No final do século 19, a indústria farmacêutica ensaiou seus primeiros passos no Brasil. Por volta de 1890, surgiam os primeiros estabelecimentos industriais de ‘especialidades pharmaceuticas’, ocupando o espaço até então das boticas. Com a expansão da cultura cafeeira no oeste paulista, um grande fluxo de imigrantes chegou ao País. Medidas de combate a doenças e infecções se tornaram necessárias devido às péssimas condições sanitárias de portos, cortiços e hospedarias que os abrigavam, conforme revelou o Portal Educação.

O desenvolvimento inicial da indústria farmacêutica no Brasil “guarda forte relação com a instituição da saúde pública, das práticas sanitárias de prevenção e combate às doenças infecciosas e, em especial, com as instituições de pesquisa básica e aplicada” (RIBEIRO, 2000). Nesse cenário, o Estado teve participação importante nos primórdios do desenvolvimento da indústria ao incentivar e fornecer recursos para alguns dos primeiros laboratórios farmacêuticos.
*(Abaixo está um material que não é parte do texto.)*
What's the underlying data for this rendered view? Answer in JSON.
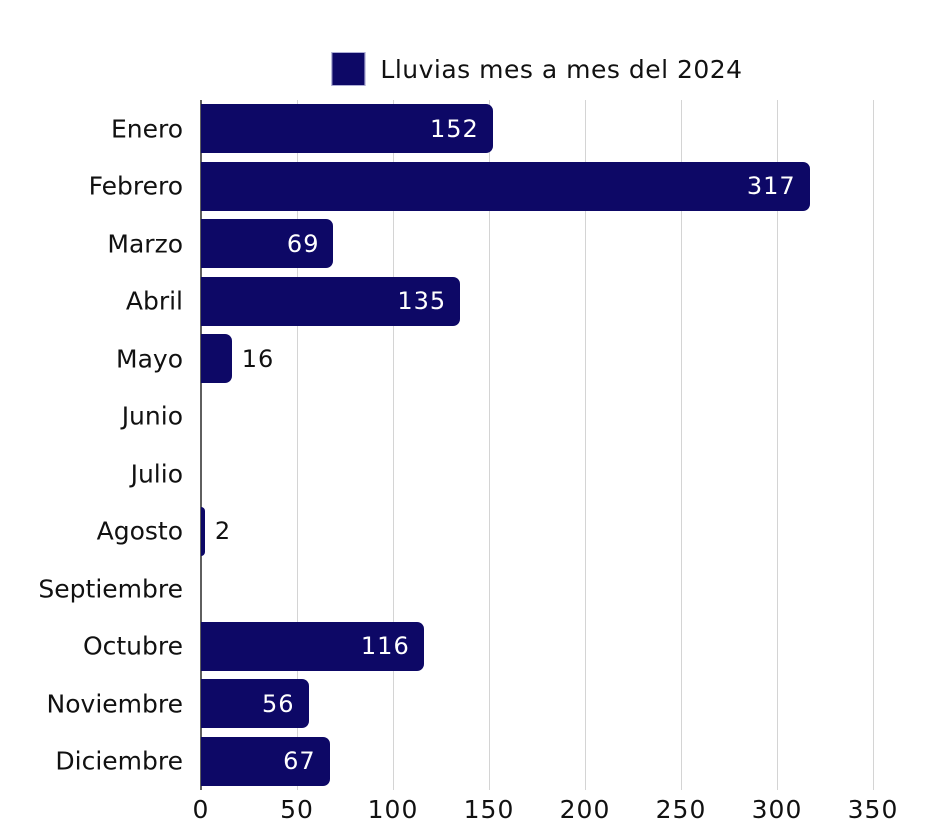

Nas primeiras décadas do século 20, o pequeno e incipiente parque industrial brasileiro começou por produzir anilinas vegetais, óleos, ceras e medicamentos naturais que tiveram sua redução, após a descoberta e emprego industrial da síntese orgânica na Europa. Os anos de 1930 foram o auge da primeira fase da indústria farmacêutica brasileira e ficaram marcados pela produção de medicamentos fitoterápicos e biológicos.

Naquela época, o Instituto Vacinogênico e o Instituto Butantã eram as instituições encarregadas da fabricação de produtos biológicos em São Paulo. O primeiro focado na produção de imunizantes para varíola e o segundo para a produção de vacinas contra a peste. Mais tarde, com o advento dos trabalhos realizados por Vital Brasil, surgiu a produção de soro contra picadas de cobras, aranhas e escorpiões.

No entanto, ao longo dos anos não houve o desenvolvimento de um parque farmoquímico que acompanhasse o crescimento da produção de medicamentos. “Por isso que, até hoje, o Brasil tem dificuldade de conseguir insumo farmacêutico ativo (IFA), revela a professora da pós-graduação de Assuntos Regulatórios na Indústria Farmacêutica do ICTQ – Instituto de Pesquisa e Pós-Graduação para o Mercado Farmacêutico, Luciana Colli.

“Se o País passar por algum tipo de problema na importação de IFA, ele ficará desabastecido, pois até mesmo as indústrias transnacionais existentes no território brasileiro precisam de IFAs, que vêm de outros países”, completa Luciana.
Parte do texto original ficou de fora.